Speaking of London, Southbank has been saved. The space is being preserved for use of skateboarders and “urban arts.” Between this and legalization at the Santa Monica Courthouse, 2014 saw big steps towards rational solutions for keeping skateboarders in the public spaces they spend more time in than any other occupants. Attn cities: The “Skateboarders = skateparks” way of thinking isn’t cutting it anymore.
Cons’ Lockwood bench in Williamsburg is bound to be the most #trending spot on the fall i.e. you’ve already seen it 500x too many on the ‘Gram.
There’s a new, ten-minute video from the Beerics crew. (Spam was their last one.)
It might be the worst basketball court in the world, but it looks like a fun skate spot.
“Don’t you see the ‘No Skateboarding’ sign?”
The Top Five Crailtap Top Fives. Also, What did Chief Keef ever do to the SMLTalk staff? He wrote the most important song of our time, guys.
Between all the now-indistinguishable tail-flip combos to go down on the 111th and 7th ledge, a hurricane grind was a nice change of pace for the spot.
If the Endless Bummer video left you needing another PWBC dose, they dropped this bro cam clip last week.
Norway seems like a good time.
Condolences to all poverty-line skateboarders. PBR is getting sold to the Russians.
Quote of the Week: “I hope all of us get laid tonight, deadass.” — The Homie Patrick A.K.A. Sketch Sketch
Don’t tell ’em.
We spoke with Eirik Traavik, editor-in-chief of Dank magazine, an awesome bi-annual mag based out of Oslo, Norway. Dank is one of the most all-around unique skate publications we have come across — it’s closer to something you would see on the rack at McNally Jackson for $25 than a crumpled up Thrasher at your local shop. Eirik talks about the idea of a “grown up” skate magazine, independently running a print operation in the iPhone and Hella Clips era, and the future of mags in general.
What is the skate scene in Norway like? What mags do you guys read up there?
The skate scene in Norway is small and relatively fragmented. You have multiple cliques in every city, and smaller scenes in the countryside. Parks are popping up everywhere, so it seems like more and more kids are getting into skating. You can only skate street for about six months a year, so Norwegian skateboarding has traditionally been presented in parts of mags also devoted to snowboarding and/or surfing. When it comes to print, people are generally into Thrasher and The Skateboard Mag. You’ll occasionally see copies of Transworld. Print seems to be losing ground a bit, I guess most kids are more into instant gratification through Hella Clips and Skatevideosite.
Most countries in Europe have their own mags. I think the geographically closest influential magazine is Fluff from Holland. Scandinavia doesn’t have many interesting print publications. I usually pay attention to Grey, Anzeige, Kingpin and Soma.
A lot of print publications are folding or becoming online only.

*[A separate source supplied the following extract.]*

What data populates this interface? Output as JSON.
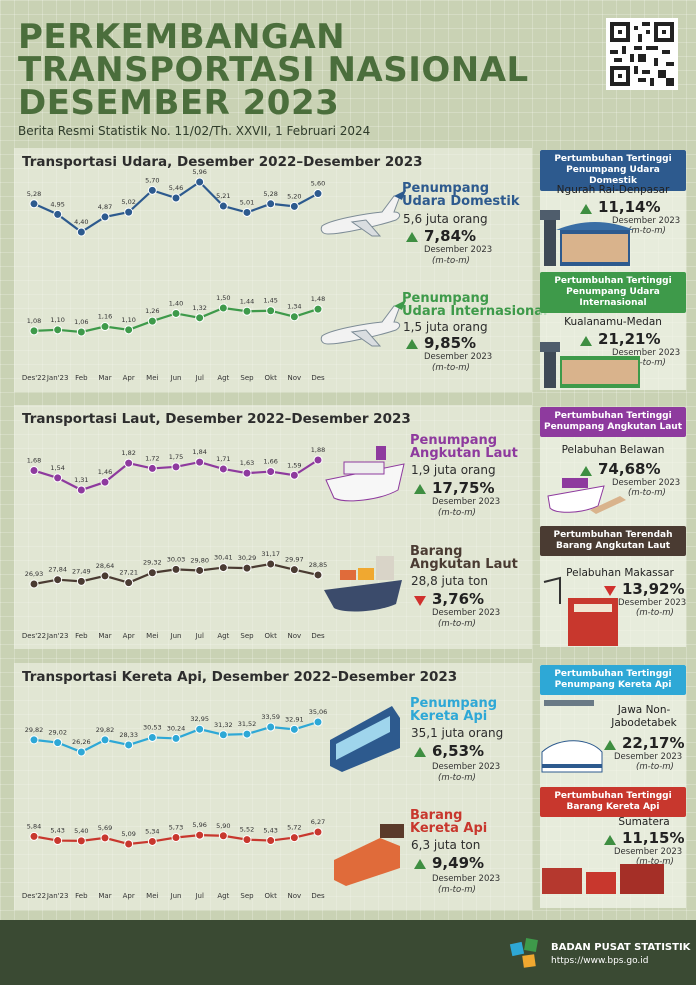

The magazines that do remain have big websites to back them up. You guys are four issues into Dank and don’t have much of an internet presence. What made you want to start a magazine when all signs seem pointed against printed skate mags?
The decision was based on nostalgia and personal preference when it comes to presentation of skateboarding, especially photography. We’ve all grown up with physical formats, and would hate to see good mags disappear completely. Dank is an argument in favor of slowing the pace down a bit. I can only speak for myself, but I feel completely numbed by the constant online flow of footage, ads, photos and montages. It doesn’t sink in. I think print offers an opportunity to really let photos and interviews sink in. Whenever I’m on Slap and come across something interesting, I’ll usually be looking at it with at least five other tabs open. Dank doesn’t have a big internet presence, true, but it is a product of the internet. It’s a printed mag that takes the consequences of the proliferation of quicker media outlets into consideration. We don’t run stories that are shorter than four pages, we come out only twice a year, and the materials are chosen to make the mag feel more like a book.